The local agricultural industry has weathered the foot-and-mouth disease storm that killed their livestock before the pandemic hit and are now dealing with locusts devastating crops in some parts of the country.

The department said support would come in a form of farming input vouchers ranging in value between R1 000 and R9 000 for people actively involved in agricultural production.

Acting deputy director general responsible for food security in the department Dr Jemina Moeng said R9 000 was larger than other departmental subsistence programmes.

“We want to support individual households, and we will be considering farmers with one hectare or less,” Moeng said.

Agriculture contributed around 1.88 percent to the gross domestic product (GDP) last year, becoming the only positive contributor when the economy collapsed in this year’s second quarter.

Last year, Statistics South Africa found that three quarters of households resort to growing their own food for consumption.

The number of people who were severely food insecure had thus declined to 10 percent in 2018, from 13 percent a decade earlier.

Agri SA’s executive director Christo van der Rheede said the subsidies were unlikely to create jobs in the sector.

“We are in the dark as to why the department called this an employment stimulus package because subsistence farmers generally do not employ people,” Van der Rheede said.

“It looks more like a welfare package to assist them.
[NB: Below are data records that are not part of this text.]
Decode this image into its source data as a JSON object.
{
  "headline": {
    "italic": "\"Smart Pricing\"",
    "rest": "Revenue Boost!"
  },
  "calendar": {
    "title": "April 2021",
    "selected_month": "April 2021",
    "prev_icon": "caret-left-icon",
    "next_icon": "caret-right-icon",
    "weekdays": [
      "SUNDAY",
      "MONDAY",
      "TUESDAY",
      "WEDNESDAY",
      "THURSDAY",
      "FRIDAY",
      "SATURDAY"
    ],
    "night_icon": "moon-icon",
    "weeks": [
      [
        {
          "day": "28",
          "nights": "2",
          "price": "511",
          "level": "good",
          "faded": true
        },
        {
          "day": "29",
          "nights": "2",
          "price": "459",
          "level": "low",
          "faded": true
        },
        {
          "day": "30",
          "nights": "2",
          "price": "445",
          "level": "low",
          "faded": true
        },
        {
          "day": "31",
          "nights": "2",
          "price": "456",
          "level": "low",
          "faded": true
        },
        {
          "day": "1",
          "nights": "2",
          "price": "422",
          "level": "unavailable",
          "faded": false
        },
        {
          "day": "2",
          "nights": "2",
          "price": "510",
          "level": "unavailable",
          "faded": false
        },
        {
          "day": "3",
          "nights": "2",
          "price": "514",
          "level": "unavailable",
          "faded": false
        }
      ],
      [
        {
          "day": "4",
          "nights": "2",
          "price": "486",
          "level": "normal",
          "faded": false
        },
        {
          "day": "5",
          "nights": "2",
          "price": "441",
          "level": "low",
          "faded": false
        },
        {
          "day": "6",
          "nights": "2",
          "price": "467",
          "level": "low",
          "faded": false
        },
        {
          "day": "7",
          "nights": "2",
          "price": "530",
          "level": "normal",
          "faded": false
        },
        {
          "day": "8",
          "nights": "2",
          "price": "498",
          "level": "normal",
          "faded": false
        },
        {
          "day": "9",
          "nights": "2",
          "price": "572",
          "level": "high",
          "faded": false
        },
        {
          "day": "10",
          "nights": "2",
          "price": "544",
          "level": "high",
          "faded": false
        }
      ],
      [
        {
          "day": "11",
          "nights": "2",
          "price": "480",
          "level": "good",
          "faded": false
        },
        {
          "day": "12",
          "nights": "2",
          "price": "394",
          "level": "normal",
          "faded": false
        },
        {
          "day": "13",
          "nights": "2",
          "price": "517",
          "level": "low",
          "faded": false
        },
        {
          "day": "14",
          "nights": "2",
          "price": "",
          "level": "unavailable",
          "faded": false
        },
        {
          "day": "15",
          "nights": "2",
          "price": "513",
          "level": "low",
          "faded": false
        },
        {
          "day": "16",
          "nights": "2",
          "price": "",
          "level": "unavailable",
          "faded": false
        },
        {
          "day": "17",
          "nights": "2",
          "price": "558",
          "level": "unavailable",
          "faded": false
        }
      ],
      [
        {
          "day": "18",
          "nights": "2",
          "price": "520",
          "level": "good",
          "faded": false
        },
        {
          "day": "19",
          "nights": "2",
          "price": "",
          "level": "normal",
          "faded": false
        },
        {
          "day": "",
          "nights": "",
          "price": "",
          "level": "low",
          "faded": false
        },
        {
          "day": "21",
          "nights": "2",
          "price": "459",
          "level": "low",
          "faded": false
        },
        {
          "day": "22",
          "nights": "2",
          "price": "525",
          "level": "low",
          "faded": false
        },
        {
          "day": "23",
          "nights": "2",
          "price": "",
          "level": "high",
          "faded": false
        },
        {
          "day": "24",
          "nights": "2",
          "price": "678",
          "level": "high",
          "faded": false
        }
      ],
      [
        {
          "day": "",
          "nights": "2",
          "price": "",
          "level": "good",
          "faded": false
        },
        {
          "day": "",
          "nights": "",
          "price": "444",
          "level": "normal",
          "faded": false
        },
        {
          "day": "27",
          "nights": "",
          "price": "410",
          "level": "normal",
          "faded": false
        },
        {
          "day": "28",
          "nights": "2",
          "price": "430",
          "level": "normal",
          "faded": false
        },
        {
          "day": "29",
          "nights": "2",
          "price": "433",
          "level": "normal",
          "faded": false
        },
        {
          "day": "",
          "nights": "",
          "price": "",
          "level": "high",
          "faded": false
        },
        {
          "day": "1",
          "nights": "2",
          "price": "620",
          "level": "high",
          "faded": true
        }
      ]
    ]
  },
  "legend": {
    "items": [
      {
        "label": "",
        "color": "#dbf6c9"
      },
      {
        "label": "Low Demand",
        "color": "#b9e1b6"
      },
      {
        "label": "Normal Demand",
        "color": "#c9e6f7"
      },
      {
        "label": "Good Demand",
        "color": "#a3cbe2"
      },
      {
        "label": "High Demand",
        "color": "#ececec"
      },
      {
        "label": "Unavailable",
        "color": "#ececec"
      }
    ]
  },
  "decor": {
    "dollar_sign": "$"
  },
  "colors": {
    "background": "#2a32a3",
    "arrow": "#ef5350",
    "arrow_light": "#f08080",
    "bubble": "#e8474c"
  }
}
If it’s an aid package then it should be called that. This will not stimulate employment or is a stimulus plan.”

Didiza said the biggest beneficiaries of the subsidies would be subsistence food producers, who were, in the majority, women.

“We have therefore decided to target 50 percent of women to be beneficiaries in this intervention,” she said.

“Forty percent of these will be youth and 6 percent the disabled and unemployed military veterans.”